2. Make customers sell themselves.
- “You’re interested in steps? How about this one with storage space inside?”
- “You like these steps? Check out this nifty feature (show them storage space).”
3. Offer small “bundle” discounts.
- “I see you have children. Because you’re buying this hot tub today, I’ll throw in a cover lock at a significant discount for added safety.”
- “Since a major reason you’re buying a hot tub is to relieve arthritis pain, let me add a discounted handrail to your purchase today.”
4. Show them how the accessory solves a problem.
- Covers protect water quality and increase energy efficiency.
- Cover lifts make it easier to access your hot tub.
- Cover locks provide safety for your children.
- Umbrellas let you use your hot tub rain or shine and provide protection from the elements.
Chances are if they are ready to spend $7,000 to $10,000 on a spa, they won’t have any qualms about adding a $200 step to their final purchase.
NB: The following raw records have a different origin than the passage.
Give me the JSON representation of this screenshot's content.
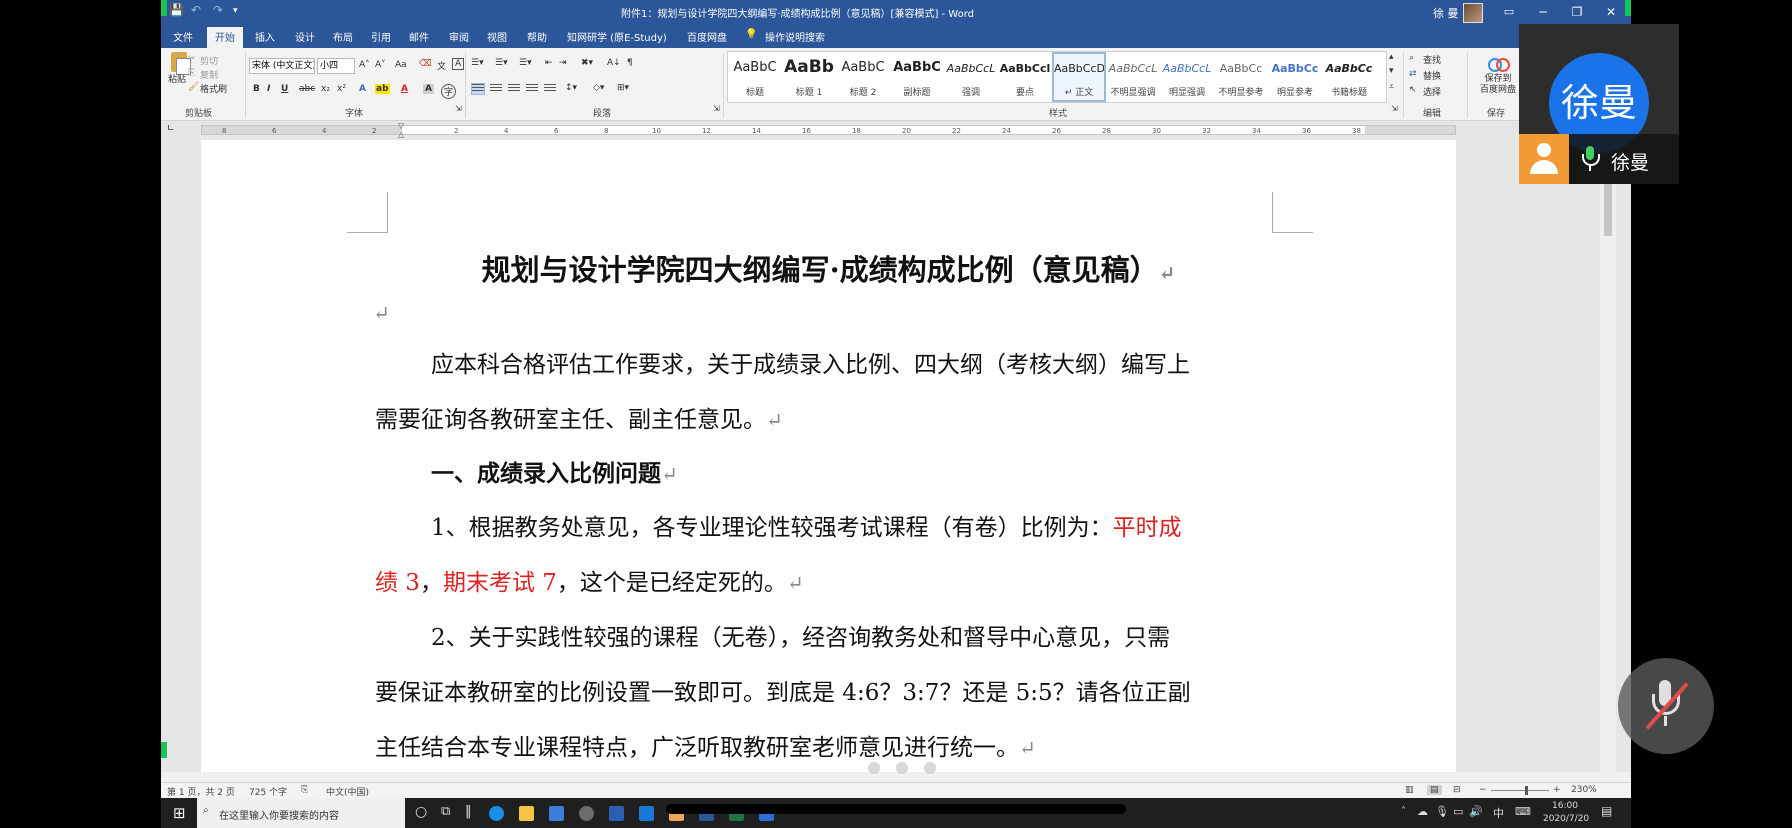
{
  "window": {
    "title": "附件1：规划与设计学院四大纲编写·成绩构成比例（意见稿）[兼容模式] - Word",
    "user_name": "徐 曼",
    "minimize": "─",
    "maximize": "❐",
    "close": "✕"
  },
  "tabs": [
    "文件",
    "开始",
    "插入",
    "设计",
    "布局",
    "引用",
    "邮件",
    "审阅",
    "视图",
    "帮助",
    "知网研学 (原E-Study)",
    "百度网盘"
  ],
  "tell_me": "操作说明搜索",
  "ribbon": {
    "clipboard": {
      "paste": "粘贴",
      "cut": "剪切",
      "copy": "复制",
      "format_painter": "格式刷",
      "label": "剪贴板"
    },
    "font": {
      "name": "宋体 (中文正文)",
      "size": "小四",
      "grow": "A˄",
      "shrink": "A˅",
      "case": "Aa",
      "bold": "B",
      "italic": "I",
      "underline": "U",
      "strike": "abc",
      "sub": "x₂",
      "sup": "x²",
      "color": "A",
      "label": "字体"
    },
    "paragraph": {
      "label": "段落"
    },
    "styles": {
      "label": "样式",
      "items": [
        {
          "sample": "AaBbC",
          "name": "标题"
        },
        {
          "sample": "AaBb",
          "name": "标题 1"
        },
        {
          "sample": "AaBbC",
          "name": "标题 2"
        },
        {
          "sample": "AaBbC",
          "name": "副标题"
        },
        {
          "sample": "AaBbCcL",
          "name": "强调"
        },
        {
          "sample": "AaBbCcl",
          "name": "要点"
        },
        {
          "sample": "AaBbCcD",
          "name": "↵ 正文"
        },
        {
          "sample": "AaBbCcL",
          "name": "不明显强调"
        },
        {
          "sample": "AaBbCcL",
          "name": "明显强调"
        },
        {
          "sample": "AaBbCc",
          "name": "不明显参考"
        },
        {
          "sample": "AaBbCc",
          "name": "明显参考"
        },
        {
          "sample": "AaBbCc",
          "name": "书籍标题"
        }
      ]
    },
    "editing": {
      "find": "查找",
      "replace": "替换",
      "select": "选择",
      "label": "编辑"
    },
    "save": {
      "button": "保存到\n百度网盘",
      "label": "保存"
    }
  },
  "ruler_ticks": [
    "8",
    "6",
    "4",
    "2",
    "2",
    "4",
    "6",
    "8",
    "10",
    "12",
    "14",
    "16",
    "18",
    "20",
    "22",
    "24",
    "26",
    "28",
    "30",
    "32",
    "34",
    "36",
    "38"
  ],
  "document": {
    "title": "规划与设计学院四大纲编写·成绩构成比例（意见稿）",
    "p1_line1": "应本科合格评估工作要求，关于成绩录入比例、四大纲（考核大纲）编写上",
    "p1_line2": "需要征询各教研室主任、副主任意见。",
    "h1": "一、成绩录入比例问题",
    "p2_line1_pre": "1、根据教务处意见，各专业理论性较强考试课程（有卷）比例为：",
    "p2_line1_red": "平时成",
    "p2_line2_red1": "绩 3",
    "p2_line2_sep": "，",
    "p2_line2_red2": "期末考试 7",
    "p2_line2_post": "，这个是已经定死的。",
    "p3_line1": "2、关于实践性较强的课程（无卷），经咨询教务处和督导中心意见，只需",
    "p3_line2": "要保证本教研室的比例设置一致即可。到底是 4:6？3:7？还是 5:5？请各位正副",
    "p3_line3": "主任结合本专业课程特点，广泛听取教研室老师意见进行统一。",
    "para_mark": "↵"
  },
  "statusbar": {
    "page": "第 1 页，共 2 页",
    "words": "725 个字",
    "language": "中文(中国)",
    "zoom": "230%"
  },
  "taskbar": {
    "search_placeholder": "在这里输入你要搜索的内容",
    "time": "16:00",
    "date": "2020/7/20",
    "ime": "中"
  },
  "call": {
    "avatar_text": "徐曼",
    "name": "徐曼"
  },
  "colors": {
    "word_blue": "#2b579a",
    "accent_red": "#dd2222",
    "call_blue": "#1a73e8",
    "call_orange": "#f29b34"
  }
}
Don’t forget the little things, either. Start by asking them to describe their ultimate home spa experience. Pay attention to little details like relaxing music, the scent of tropical flowers, a glass of wine, soft lighting and so forth. In this short description there are ideas for accessories this particular customer might be interested in: sound system, fragrance items, cup holders or floating drink tray, hot tub lights, towel warmers and spa pillows to name a few.
The point is to go beyond the practical like steps, covers, locks and rails to indulge the romantic ideal of the spa experience. Remember, every accessory in your store is a necess-ory to someone.